O programa, que irá custar 43 milhões de dólares e durar quatro anos, foi oficialmente recebido com sorrisos e apertos de mão durante a cerimônia. Mas o rancor ainda está presente. O Agente Laranja é frequentemente mencionado nos jornais e é relembrado todos os anos no dia 10 de agosto, o dia em que foi testado pela primeira vez no Vietnã, em 1961.
Este ano, o governo do país não aceitou o patrocínio olímpico oferecido pela Dow Chemical, uma das principais fabricantes do Agente Laranja durante a guerra. Muitas pessoas aqui não hesitam em dizer que o programa dos Estados Unidos é muito pequeno - uma vez que ele só ocorrerá em um local - e muito tardio.
"É um grande passo", afirmou Ngo Quang Xuan, ex-embaixador vietnamita na ONU. "Mas, para os que sofreram com as consequências, ainda não é o bastante."

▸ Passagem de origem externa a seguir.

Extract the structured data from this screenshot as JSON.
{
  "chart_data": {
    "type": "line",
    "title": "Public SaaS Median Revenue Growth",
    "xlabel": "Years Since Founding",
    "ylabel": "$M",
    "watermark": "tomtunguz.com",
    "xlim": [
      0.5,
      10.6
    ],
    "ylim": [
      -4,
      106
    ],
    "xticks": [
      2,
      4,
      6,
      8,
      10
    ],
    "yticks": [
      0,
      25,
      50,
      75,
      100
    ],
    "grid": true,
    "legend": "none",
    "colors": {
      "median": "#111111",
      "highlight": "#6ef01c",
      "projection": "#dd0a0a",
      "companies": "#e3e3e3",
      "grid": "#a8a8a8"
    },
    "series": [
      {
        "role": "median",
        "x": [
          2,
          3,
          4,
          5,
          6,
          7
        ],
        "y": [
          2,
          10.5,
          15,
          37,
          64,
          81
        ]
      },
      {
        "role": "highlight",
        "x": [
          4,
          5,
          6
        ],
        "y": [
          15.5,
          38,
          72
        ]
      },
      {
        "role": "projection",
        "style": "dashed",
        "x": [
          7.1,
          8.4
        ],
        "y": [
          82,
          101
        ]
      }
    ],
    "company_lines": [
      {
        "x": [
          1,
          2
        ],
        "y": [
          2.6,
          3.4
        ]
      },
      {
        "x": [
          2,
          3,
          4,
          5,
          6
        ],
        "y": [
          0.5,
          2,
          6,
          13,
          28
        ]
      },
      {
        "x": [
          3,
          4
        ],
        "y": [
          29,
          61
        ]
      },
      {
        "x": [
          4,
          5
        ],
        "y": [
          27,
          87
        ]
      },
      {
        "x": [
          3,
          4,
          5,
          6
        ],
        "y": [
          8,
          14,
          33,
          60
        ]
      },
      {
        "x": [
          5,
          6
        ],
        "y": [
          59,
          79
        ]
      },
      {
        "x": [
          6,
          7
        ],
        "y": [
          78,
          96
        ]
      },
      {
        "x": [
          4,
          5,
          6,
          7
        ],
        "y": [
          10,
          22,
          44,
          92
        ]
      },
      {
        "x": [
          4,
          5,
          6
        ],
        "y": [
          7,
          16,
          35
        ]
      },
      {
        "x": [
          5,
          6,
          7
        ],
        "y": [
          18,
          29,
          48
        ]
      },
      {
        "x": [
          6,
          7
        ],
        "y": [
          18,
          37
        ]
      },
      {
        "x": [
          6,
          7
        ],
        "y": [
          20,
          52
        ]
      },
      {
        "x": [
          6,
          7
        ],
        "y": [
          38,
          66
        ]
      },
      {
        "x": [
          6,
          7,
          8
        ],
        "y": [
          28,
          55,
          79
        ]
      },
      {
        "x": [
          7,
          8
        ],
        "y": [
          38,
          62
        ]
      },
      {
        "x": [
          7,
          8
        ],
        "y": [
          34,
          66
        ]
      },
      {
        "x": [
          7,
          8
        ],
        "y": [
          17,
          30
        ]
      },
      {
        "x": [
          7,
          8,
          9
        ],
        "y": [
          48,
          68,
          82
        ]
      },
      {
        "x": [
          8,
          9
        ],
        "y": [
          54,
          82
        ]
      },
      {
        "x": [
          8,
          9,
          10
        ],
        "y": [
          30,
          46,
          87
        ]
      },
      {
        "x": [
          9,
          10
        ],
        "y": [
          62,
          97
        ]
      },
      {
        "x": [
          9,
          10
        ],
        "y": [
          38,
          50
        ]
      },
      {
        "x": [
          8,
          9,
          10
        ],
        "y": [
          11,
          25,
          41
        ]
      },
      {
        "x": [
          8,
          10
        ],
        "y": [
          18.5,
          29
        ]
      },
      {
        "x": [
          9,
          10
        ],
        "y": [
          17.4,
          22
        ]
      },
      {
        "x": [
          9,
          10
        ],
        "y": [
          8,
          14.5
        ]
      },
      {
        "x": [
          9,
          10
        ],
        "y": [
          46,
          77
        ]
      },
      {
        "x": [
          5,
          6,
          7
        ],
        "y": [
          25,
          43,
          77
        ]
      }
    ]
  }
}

Durante mais de uma década de guerra, os Estados Unidos borrifaram cerca de 76 milhões de litros de Agente Laranja e outros herbicidas no Vietnã, Camboja e Laos, parando apenas quando os cientistas contratados pelo Ministério da Agricultura publicaram um relatório em que expressavam preocupações, pois a dioxina mostrava "potencial significativo para aumentar a ocorrência de defeitos congênitos".
Quando o Agente Laranja e os outros herbicidas deixaram de ser lançados, eles já haviam destruído mais de 2 milhões de hectares de florestas e plantações, uma área quase do tamanho de Nova Jersey.
Nguyen Van Rinh, tenente-general aposentado e atual diretor da Associação Vietnamita de Vítimas do Agente Laranja, lembra-se claramente de escutar as aeronaves dos Estados Unidos passando sobre as florestas no sul do Vietnã, e de ver uma chuva de Agente Laranja cobrindo seus soldados.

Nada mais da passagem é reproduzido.